Hey There Barbie Girl

In July of 1959 the furthest thing from my mind was the name of the company that had launched a grown up looking doll in a zebra striped one piece...All I knew is that my world would come to an end if I didn't get a Barbie for my ninth birthday. Then, in December 1960, I was struck with desire and knew I could not go on living if I didn't find Chatty Cathy under my slim, artificial, Florida Christmas tree. I should be concerned about the name of the creator of these life changing toys? Hardly!
Barbie had everything a pre-teen wanted: endless outfits and breasts. Chatty Cathy was all a girl could ask for: someone who didn't tell you to wash your hands or eat all your vegetables and she was someone who asked you to take her with you or tell her a story and tell you she loved you when you pulled that string on an 0-ring. For a girl whose parents divorced at the age of seven and was being transferred from one school after another, Barbie and Cathy were the best companions a young girl could have.
When I was 11 years old, the next best thing to getting a puppy occurred. Barbie got a friend and I got Ken. And even though he had underwear painted to cover his shapely buttocks and his near-flat crotch area, my best friend (Linda) and I couldn't wait to get Ken naked to see what sex was all about.
It's really unfortunate that it took me fifty years to discover Mattel and Ruth while rediscovering Barbie! But before I comment on Robin Gerber's new book, Barbie and Ruth (The Story of the World's Most Famous Doll and the Woman Who Created Her), almost as interesting is what piqued my new found fascination for Barbie. My husband and I spent a recent Saturday night at the shul. We thought it was going to be a simple Slichot kind of evening. But it turned into Havdalah, an Oneg and a film and discussion of The Tribe, a 2006 Indie film and Sundance Award winner. Tribes are as ancient as the Old Testament and popular as Seth Godin. Everybody wants one; something to belong to and with which to identify. In this 15 minute film, The Tribe takes a look back at Barbie and her creator, Ruth Handler and then fast forwards to what it means to be Jewish today. Using black and white film clips, edgy and hip music, young people and Barbie, The Tribe provides an opportunity for engagement and a forum for discussion on today's American Jewish identity! That being said, it was in the midst of this unusual setting that I learned that my Barbie, my blonde, perky Barbie was created by a Jewish woman. So, of course, that triggered my need to know more.

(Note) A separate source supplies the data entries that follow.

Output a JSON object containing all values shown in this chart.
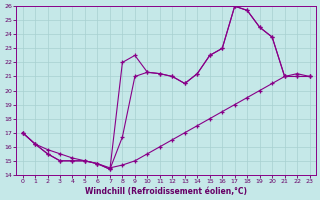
{
  "xlabel": "Windchill (Refroidissement éolien,°C)",
  "background_color": "#c5e8e8",
  "grid_color": "#a8d0d0",
  "line_color": "#880088",
  "xlim": [
    -0.5,
    23.5
  ],
  "ylim": [
    14,
    26
  ],
  "xticks": [
    0,
    1,
    2,
    3,
    4,
    5,
    6,
    7,
    8,
    9,
    10,
    11,
    12,
    13,
    14,
    15,
    16,
    17,
    18,
    19,
    20,
    21,
    22,
    23
  ],
  "yticks": [
    14,
    15,
    16,
    17,
    18,
    19,
    20,
    21,
    22,
    23,
    24,
    25,
    26
  ],
  "line1_x": [
    0,
    1,
    2,
    3,
    4,
    5,
    6,
    7,
    8,
    9,
    10,
    11,
    12,
    13,
    14,
    15,
    16,
    17,
    18,
    19,
    20,
    21,
    22,
    23
  ],
  "line1_y": [
    17.0,
    16.2,
    15.8,
    15.5,
    15.2,
    15.0,
    14.8,
    14.5,
    14.7,
    15.0,
    15.5,
    16.0,
    16.5,
    17.0,
    17.5,
    18.0,
    18.5,
    19.0,
    19.5,
    20.0,
    20.5,
    21.0,
    21.2,
    21.0
  ],
  "line2_x": [
    0,
    1,
    2,
    3,
    4,
    5,
    6,
    7,
    8,
    9,
    10,
    11,
    12,
    13,
    14,
    15,
    16,
    17,
    18,
    19,
    20,
    21,
    22,
    23
  ],
  "line2_y": [
    17.0,
    16.2,
    15.5,
    15.0,
    15.0,
    15.0,
    14.8,
    14.4,
    16.7,
    21.0,
    21.3,
    21.2,
    21.0,
    20.5,
    21.2,
    22.5,
    23.0,
    26.0,
    25.7,
    24.5,
    23.8,
    21.0,
    21.0,
    21.0
  ],
  "line3_x": [
    0,
    1,
    2,
    3,
    4,
    5,
    6,
    7,
    8,
    9,
    10,
    11,
    12,
    13,
    14,
    15,
    16,
    17,
    18,
    19,
    20,
    21,
    22,
    23
  ],
  "line3_y": [
    17.0,
    16.2,
    15.5,
    15.0,
    15.0,
    15.0,
    14.8,
    14.4,
    22.0,
    22.5,
    21.3,
    21.2,
    21.0,
    20.5,
    21.2,
    22.5,
    23.0,
    26.0,
    25.7,
    24.5,
    23.8,
    21.0,
    21.0,
    21.0
  ]
}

Love, marriage, sex scandals, AIDS, breasts of large proportions,bitchy women at the top of the corporate ladder, law suits, cancer... It's all here in Barbie and Ruth.
Born in 1916 in Colorado to Polish Jewish immigrants, Ruth Mosko was the youngest of 10 siblings. Nicely paired, Barbie and Ruth takes you on a life journey of a wife, business partner and working mother of two (Barbara and Ken); a woman named Ruth. (You could make strong parallels between Ruth Handler and Bibical Ruth: loyalty, leadership, constant). What started out as a business in their garage, Ruth and Elliot and friend Harold Mattson began making pictures frames. Matt and El, known as Mattel, started a business that soon changed its focus to doll house furniture and then toys. While this book focuses on their 60 year marriage, love and business life of Ruth and Elliot, you will find hints of unhappiness of her children who were ignored as a business empire thrived; a son whose life was spent in a closet of guilt; a woman who got caught up and was indicted on 10 counts of mail fraud, falsifying statements to the SEC and was charged with $57,000 in fines and 500 hours per year for five years of community service; damaged by cancer; creates a bra for masectomees and dies of colon cancer. Known for years in Mattel as a hard assed force to be avoided and detailed oriented to a fault, Ruth loved attention and loved being a woman in a man's world.
It's unclear about the outright plagerism by Ruth that gave birth to Barbie. She bought German designed dolls that were used by Bild Lilli as men's titillating toy dolls. Copied them down to the nipples that were filed off. She them handed the doll and her clothing to her designers, put the evidence in boxes, buried them in Mattel and six years after the overwhelming success of Barbie she settled with Bild Lilli and bought them out for $6k. Seems history may have been rewritten a few times on Ruth's inspiration for Barbie.
Not one to stand still for long, Ruth was also always entertaining ways to expand and purchase businesses including Turco Manufacturing and Ringling Brothers and Barnum and Bailey Circus.
Ruth's fall from grace proved her unstoppable. Rising up from breast cancer and her humiliation in the press, she pressed on to become a model for young women in business with life her life changing philanthropic efforts. Thanks Barbie and Ruth for the memories.